Adentro, al otro lado de la puerta, me topé con una galería fotográfica. Las imágenes de todos los tamaños, en diversos registros y desde diferentes ángulos reposaban en las paredes. Rostros y paisajes colmaban el lugar. Las luces, tenues y sofisticadas, daban a al lugar un aire de bohemia y museo a la vez. Me ofreció el sofá y algo de comer. Mientras mascaba pregunté el porqué de tantas fotos. Sin inmutarse respondió que él mismo las tomaba, que esa era su pasión y que un día viviría de hacer lo que ama. La sonrisa permanecía intacta, pero la fuerza en sus ojos me hizo comprender que todos vivíamos engañados.
 
Las semanas siguientes, muy a pesar de su buena voluntad, la inexperiencia se manifestó en errores de aprendiz, y entonces se hicieron frecuentes las visitas a la oficina del supervisor. Sin embargo él salía de ahí con la misma sonrisa triunfante con que había entrado. Había quien me preguntaba si mi amigo no aflojaba la cara ni para dormir. Yo ya sabía que mentía y que su sonrisa no correspondía a su mirada. Recuerdo con claridad la última vez que atravesó la puerta del supervisor; pasó cerca de mi escritorio y murmuró: Hay que volar.
 
Por ese entonces empecé a notar que su sonrisa se había tornado pícara, como si escondiera algo. Al mismo tiempo había comenzado a usar camisas cada vez más grandes, tratando de esconder una joroba que crecía, y que yo atribuía a estrés laboral.
 
Al día siguiente no se apareció por la oficina.

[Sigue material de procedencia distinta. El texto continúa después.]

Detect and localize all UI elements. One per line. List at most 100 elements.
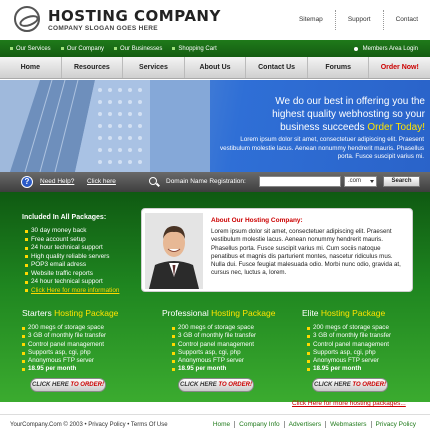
top-link-support[interactable]: Support (334, 10, 383, 30)
subnav-label: Shopping Cart (178, 45, 217, 52)
about-panel: About Our Hosting Company: Lorem ipsum d… (141, 208, 413, 292)
package-features: 200 megs of storage space 3 GB of monthl… (22, 324, 106, 374)
included-item: POP3 email adress (31, 261, 87, 268)
bullet-icon (22, 343, 25, 347)
order-label: CLICK HERE (180, 382, 217, 388)
list-item: Anonymous FTP server (172, 357, 256, 365)
list-item: High quality reliable servers (25, 253, 119, 262)
feature-text: Anonymous FTP server (313, 357, 380, 365)
nav-contact-us[interactable]: Contact Us (246, 57, 308, 78)
feature-text: 3 GB of monthly file transfer (313, 332, 392, 340)
tld-select[interactable]: .com (344, 176, 377, 187)
list-item: Anonymous FTP server (307, 357, 391, 365)
list-item: 200 megs of storage space (172, 324, 256, 332)
help-icon[interactable]: ? (21, 176, 33, 188)
order-button-elite[interactable]: CLICK HERE TO ORDER! (312, 378, 388, 392)
feature-text: Supports asp, cgi, php (28, 348, 91, 356)
list-item: 30 day money back (25, 227, 119, 236)
banner-headline: We do our best in offering you the highe… (205, 95, 425, 134)
nav-services[interactable]: Services (123, 57, 185, 78)
list-item: 24 hour technical support (25, 278, 119, 287)
footer-link-advertisers[interactable]: Advertisers (283, 421, 326, 428)
copyright-text: YourCompany.Com © 2003 • Privacy Policy … (10, 422, 168, 428)
footer-link-webmasters[interactable]: Webmasters (325, 421, 370, 428)
list-item: POP3 email adress (25, 261, 119, 270)
businessman-photo (145, 213, 203, 289)
list-item: 3 GB of monthly file transfer (22, 332, 106, 340)
feature-text: Anonymous FTP server (28, 357, 95, 365)
subnav-our-services[interactable]: Our Services (10, 46, 51, 52)
bullet-icon (22, 326, 25, 330)
package-title-text: Elite (302, 308, 319, 318)
package-title-highlight: Hosting Package (320, 308, 386, 318)
nav-order-now[interactable]: Order Now! (369, 57, 430, 78)
brand-name[interactable]: HOSTING COMPANY (48, 7, 221, 25)
subnav-our-businesses[interactable]: Our Businesses (114, 46, 162, 52)
included-item: High quality reliable servers (31, 252, 110, 260)
hero-banner: We do our best in offering you the highe… (0, 80, 430, 172)
list-item: Control panel management (22, 341, 106, 349)
package-starters: Starters Hosting Package 200 megs of sto… (22, 304, 162, 400)
need-help-link[interactable]: Need Help? (40, 178, 74, 185)
bullet-icon (25, 255, 28, 259)
price-text: 18.95 per month (28, 365, 77, 373)
bullet-icon (25, 289, 28, 293)
list-item: Control panel management (307, 341, 391, 349)
included-item: Website traffic reports (31, 269, 93, 277)
nav-forums[interactable]: Forums (308, 57, 370, 78)
globe-logo-icon[interactable] (14, 6, 40, 32)
hosting-packages: Starters Hosting Package 200 megs of sto… (0, 304, 430, 400)
bullet-icon (172, 368, 175, 372)
members-area-login[interactable]: Members Area Login (353, 40, 418, 57)
footer-link-company-info[interactable]: Company Info (234, 421, 283, 428)
more-packages-link[interactable]: Click Here for more hosting packages... (292, 400, 406, 407)
search-button[interactable]: Search (383, 176, 420, 187)
bullet-icon (25, 229, 28, 233)
main-navigation: Home Resources Services About Us Contact… (0, 57, 430, 79)
list-item: Website traffic reports (25, 270, 119, 279)
top-link-sitemap[interactable]: Sitemap (287, 10, 335, 30)
bullet-icon (172, 343, 175, 347)
bullet-icon (114, 47, 118, 50)
package-features: 200 megs of storage space 3 GB of monthl… (307, 324, 391, 374)
bullet-icon (10, 47, 13, 50)
nav-about-us[interactable]: About Us (185, 57, 247, 78)
brand-slogan: COMPANY SLOGAN GOES HERE (48, 25, 158, 32)
bullet-icon (172, 326, 175, 330)
bullet-icon (25, 272, 28, 276)
footer: YourCompany.Com © 2003 • Privacy Policy … (0, 414, 430, 435)
order-button-starters[interactable]: CLICK HERE TO ORDER! (30, 378, 106, 392)
footer-link-privacy-policy[interactable]: Privacy Policy (370, 421, 420, 428)
subnav-label: Our Services (16, 45, 51, 52)
about-title: About Our Hosting Company: (211, 217, 303, 224)
list-item: Supports asp, cgi, php (307, 349, 391, 357)
subnav-our-company[interactable]: Our Company (60, 46, 104, 52)
subnav-shopping-cart[interactable]: Shopping Cart (172, 45, 217, 52)
included-title: Included In All Packages: (22, 214, 107, 221)
feature-text: 3 GB of monthly file transfer (28, 332, 107, 340)
order-today-link[interactable]: Order Today! (367, 122, 425, 133)
click-here-link[interactable]: Click here (87, 178, 116, 185)
person-icon (145, 213, 203, 289)
more-info-link[interactable]: Click Here for more information (25, 287, 119, 296)
list-item: Free account setup (25, 236, 119, 245)
package-features: 200 megs of storage space 3 GB of monthl… (172, 324, 256, 374)
list-item: Anonymous FTP server (22, 357, 106, 365)
package-price: 18.95 per month (172, 365, 256, 373)
domain-input[interactable] (259, 176, 341, 187)
nav-home[interactable]: Home (0, 57, 62, 78)
order-button-professional[interactable]: CLICK HERE TO ORDER! (178, 378, 254, 392)
top-link-contact[interactable]: Contact (382, 10, 430, 30)
feature-text: Supports asp, cgi, php (178, 348, 241, 356)
list-item: 3 GB of monthly file transfer (307, 332, 391, 340)
footer-links: Home Company Info Advertisers Webmasters… (209, 421, 420, 428)
footer-link-home[interactable]: Home (209, 421, 234, 428)
feature-text: Control panel management (313, 340, 389, 348)
package-title-text: Starters (22, 308, 52, 318)
banner-body-text: Lorem ipsum dolor sit amet, consectetuer… (219, 136, 424, 160)
nav-resources[interactable]: Resources (62, 57, 124, 78)
bullet-icon (172, 47, 176, 50)
package-title-highlight: Hosting Package (211, 308, 276, 318)
bullet-icon (25, 246, 28, 250)
list-item: 200 megs of storage space (307, 324, 391, 332)
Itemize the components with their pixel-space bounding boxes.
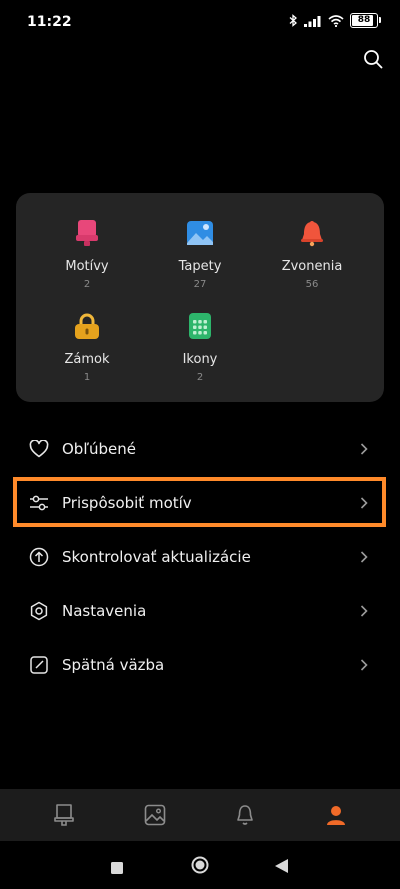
icons-icon bbox=[189, 313, 211, 339]
category-label: Zámok bbox=[64, 352, 110, 367]
category-label: Ikony bbox=[182, 352, 218, 367]
menu-item-check-updates[interactable]: Skontrolovať aktualizácie bbox=[0, 530, 400, 584]
system-nav-bar bbox=[0, 841, 400, 889]
category-count: 2 bbox=[83, 279, 91, 290]
ringtone-icon bbox=[301, 221, 323, 247]
category-label: Tapety bbox=[178, 259, 222, 274]
wallpaper-icon bbox=[187, 221, 213, 245]
wallpapers-tab-icon bbox=[144, 804, 166, 826]
recents-icon bbox=[111, 862, 123, 874]
category-lock[interactable]: Zámok 1 bbox=[32, 312, 142, 383]
status-icons: 88 bbox=[289, 13, 381, 28]
tab-profile[interactable] bbox=[324, 803, 348, 827]
update-icon bbox=[28, 546, 50, 568]
category-count: 2 bbox=[196, 372, 204, 383]
search-icon bbox=[364, 50, 383, 69]
home-icon bbox=[191, 856, 209, 874]
menu-label: Nastavenia bbox=[62, 602, 147, 620]
signal-icon bbox=[304, 15, 321, 27]
category-label: Zvonenia bbox=[281, 259, 343, 274]
menu-item-feedback[interactable]: Spätná väzba bbox=[0, 638, 400, 692]
home-button[interactable] bbox=[191, 856, 209, 878]
lock-icon bbox=[75, 313, 99, 339]
theme-icon bbox=[76, 220, 98, 246]
category-count: 56 bbox=[305, 279, 319, 290]
category-wallpapers[interactable]: Tapety 27 bbox=[145, 219, 255, 290]
chevron-right-icon bbox=[360, 659, 372, 671]
back-icon bbox=[275, 859, 288, 873]
category-label: Motívy bbox=[65, 259, 109, 274]
bluetooth-icon bbox=[289, 14, 297, 27]
category-ringtones[interactable]: Zvonenia 56 bbox=[257, 219, 367, 290]
bottom-nav bbox=[0, 789, 400, 841]
status-bar: 11:22 88 bbox=[0, 0, 400, 42]
battery-level: 88 bbox=[357, 15, 371, 25]
back-button[interactable] bbox=[275, 858, 288, 877]
category-icons[interactable]: Ikony 2 bbox=[145, 312, 255, 383]
category-card: Motívy 2 Tapety 27 Zvonenia 56 Zámok 1 I… bbox=[16, 193, 384, 402]
profile-tab-icon bbox=[327, 806, 345, 825]
menu-label: Skontrolovať aktualizácie bbox=[62, 548, 251, 566]
category-count: 1 bbox=[83, 372, 91, 383]
chevron-right-icon bbox=[360, 443, 372, 455]
menu-label: Obľúbené bbox=[62, 440, 136, 458]
battery-icon: 88 bbox=[350, 13, 381, 28]
highlight-box bbox=[13, 477, 386, 527]
tab-wallpapers[interactable] bbox=[143, 803, 167, 827]
category-themes[interactable]: Motívy 2 bbox=[32, 219, 142, 290]
chevron-right-icon bbox=[360, 605, 372, 617]
menu-list: Obľúbené Prispôsobiť motív Skontrolovať … bbox=[0, 422, 400, 692]
menu-item-favorites[interactable]: Obľúbené bbox=[0, 422, 400, 476]
heart-icon bbox=[28, 438, 50, 460]
menu-label: Spätná väzba bbox=[62, 656, 165, 674]
status-time: 11:22 bbox=[27, 14, 72, 30]
category-count: 27 bbox=[193, 279, 207, 290]
feedback-icon bbox=[28, 654, 50, 676]
tab-ringtones[interactable] bbox=[233, 803, 257, 827]
ringtones-tab-icon bbox=[237, 805, 253, 825]
themes-tab-icon bbox=[54, 804, 74, 826]
search-button[interactable] bbox=[360, 46, 386, 72]
wifi-icon bbox=[328, 14, 344, 27]
recents-button[interactable] bbox=[111, 859, 123, 878]
menu-item-settings[interactable]: Nastavenia bbox=[0, 584, 400, 638]
chevron-right-icon bbox=[360, 551, 372, 563]
tab-themes[interactable] bbox=[52, 803, 76, 827]
settings-icon bbox=[28, 600, 50, 622]
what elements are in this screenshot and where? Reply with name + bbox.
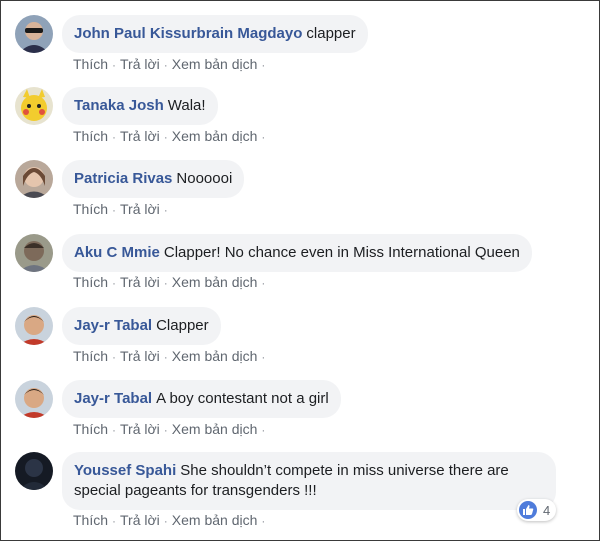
comment-author[interactable]: Aku C Mmie [74, 244, 160, 261]
see-translation-link[interactable]: Xem bản dịch [172, 348, 258, 364]
comment-bubble: Aku C Mmie Clapper! No chance even in Mis… [62, 234, 532, 272]
avatar[interactable] [15, 234, 53, 272]
reply-link[interactable]: Trả lời [120, 201, 160, 217]
comment-actions: Thích · Trả lời · Xem bản dịch · [73, 274, 269, 290]
like-link[interactable]: Thích [73, 512, 108, 528]
comment-author[interactable]: Tanaka Josh [74, 97, 164, 114]
see-translation-link[interactable]: Xem bản dịch [172, 56, 258, 72]
separator: · [112, 203, 117, 217]
separator: · [112, 350, 117, 364]
comment-bubble: Tanaka Josh Wala! [62, 87, 218, 125]
reply-link[interactable]: Trả lời [120, 128, 160, 144]
avatar[interactable] [15, 452, 53, 490]
like-link[interactable]: Thích [73, 128, 108, 144]
like-link[interactable]: Thích [73, 201, 108, 217]
separator: · [261, 276, 266, 290]
comment-actions: Thích · Trả lời · Xem bản dịch · [73, 421, 269, 437]
comment-text: Wala! [167, 97, 206, 114]
comment-text: Noooooi [176, 170, 233, 187]
reply-link[interactable]: Trả lời [120, 512, 160, 528]
reaction-count-value: 4 [543, 502, 551, 518]
comment-actions: Thích · Trả lời · [73, 201, 172, 217]
comment-bubble: Jay-r Tabal Clapper [62, 307, 221, 345]
avatar[interactable] [15, 160, 53, 198]
see-translation-link[interactable]: Xem bản dịch [172, 421, 258, 437]
comment-author[interactable]: Jay-r Tabal [74, 390, 152, 407]
comment-text: Clapper [156, 317, 209, 334]
comment-list: John Paul Kissurbrain Magdayo clapper Thí… [0, 0, 600, 541]
comment-bubble: Patricia Rivas Noooooi [62, 160, 245, 198]
avatar[interactable] [15, 87, 53, 125]
avatar[interactable] [15, 15, 53, 53]
separator: · [163, 203, 168, 217]
comment-actions: Thích · Trả lời · Xem bản dịch · [73, 512, 269, 528]
separator: · [261, 423, 266, 437]
comment-text: clapper [306, 25, 356, 42]
separator: · [112, 276, 117, 290]
separator: · [261, 514, 266, 528]
reply-link[interactable]: Trả lời [120, 56, 160, 72]
thumbs-up-icon [519, 501, 537, 519]
comment-actions: Thích · Trả lời · Xem bản dịch · [73, 348, 269, 364]
comment-author[interactable]: Jay-r Tabal [74, 317, 152, 334]
comment-bubble: John Paul Kissurbrain Magdayo clapper [62, 15, 368, 53]
like-link[interactable]: Thích [73, 56, 108, 72]
separator: · [163, 423, 168, 437]
separator: · [163, 276, 168, 290]
comment-bubble: Youssef Spahi She shouldn’t compete in mi… [62, 452, 556, 510]
like-link[interactable]: Thích [73, 348, 108, 364]
separator: · [163, 514, 168, 528]
separator: · [261, 130, 266, 144]
separator: · [112, 130, 117, 144]
separator: · [163, 58, 168, 72]
comment-author[interactable]: John Paul Kissurbrain Magdayo [74, 25, 302, 42]
avatar[interactable] [15, 380, 53, 418]
separator: · [112, 423, 117, 437]
reaction-count[interactable]: 4 [517, 499, 557, 521]
separator: · [261, 350, 266, 364]
comment-author[interactable]: Patricia Rivas [74, 170, 172, 187]
reply-link[interactable]: Trả lời [120, 348, 160, 364]
comment-author[interactable]: Youssef Spahi [74, 462, 176, 479]
reply-link[interactable]: Trả lời [120, 421, 160, 437]
separator: · [163, 130, 168, 144]
comment-text: A boy contestant not a girl [156, 390, 329, 407]
separator: · [163, 350, 168, 364]
like-link[interactable]: Thích [73, 274, 108, 290]
see-translation-link[interactable]: Xem bản dịch [172, 128, 258, 144]
see-translation-link[interactable]: Xem bản dịch [172, 512, 258, 528]
avatar[interactable] [15, 307, 53, 345]
separator: · [261, 58, 266, 72]
comment-text: Clapper! No chance even in Miss Internat… [163, 244, 520, 261]
comment-bubble: Jay-r Tabal A boy contestant not a girl [62, 380, 341, 418]
reply-link[interactable]: Trả lời [120, 274, 160, 290]
separator: · [112, 514, 117, 528]
like-link[interactable]: Thích [73, 421, 108, 437]
comment-actions: Thích · Trả lời · Xem bản dịch · [73, 128, 269, 144]
separator: · [112, 58, 117, 72]
see-translation-link[interactable]: Xem bản dịch [172, 274, 258, 290]
comment-actions: Thích · Trả lời · Xem bản dịch · [73, 56, 269, 72]
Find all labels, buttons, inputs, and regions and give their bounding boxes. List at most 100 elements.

El supervisor no pudo de contactarlo por ningún medio y ni siquiera yo fui capaz de imaginar lo que sucedería. La mañana del lunes siguiente los trabajador es se agolparon en las puertas, bloqueadas desde adentro. Cuando alguien intentó dar una explicación lo vimos. Asomado a una ventana del último piso, con su sonrisa perpetua, se precipitó al vacío provocando un aullido general, que con el correr de los segundos se convirtió en escepticismo cuando nuestros ojos conformistas contemplaron al sustituto, a mi amigo, agitar dos poderosas alas y elevarse orgulloso sobre los edificios y nuestro gris cotidiano. Lo vi sonreír con su mirada y me alejé del tumulto pensando en lo equivocado que vivía, y que definitivamente yo también debía aprender a volar.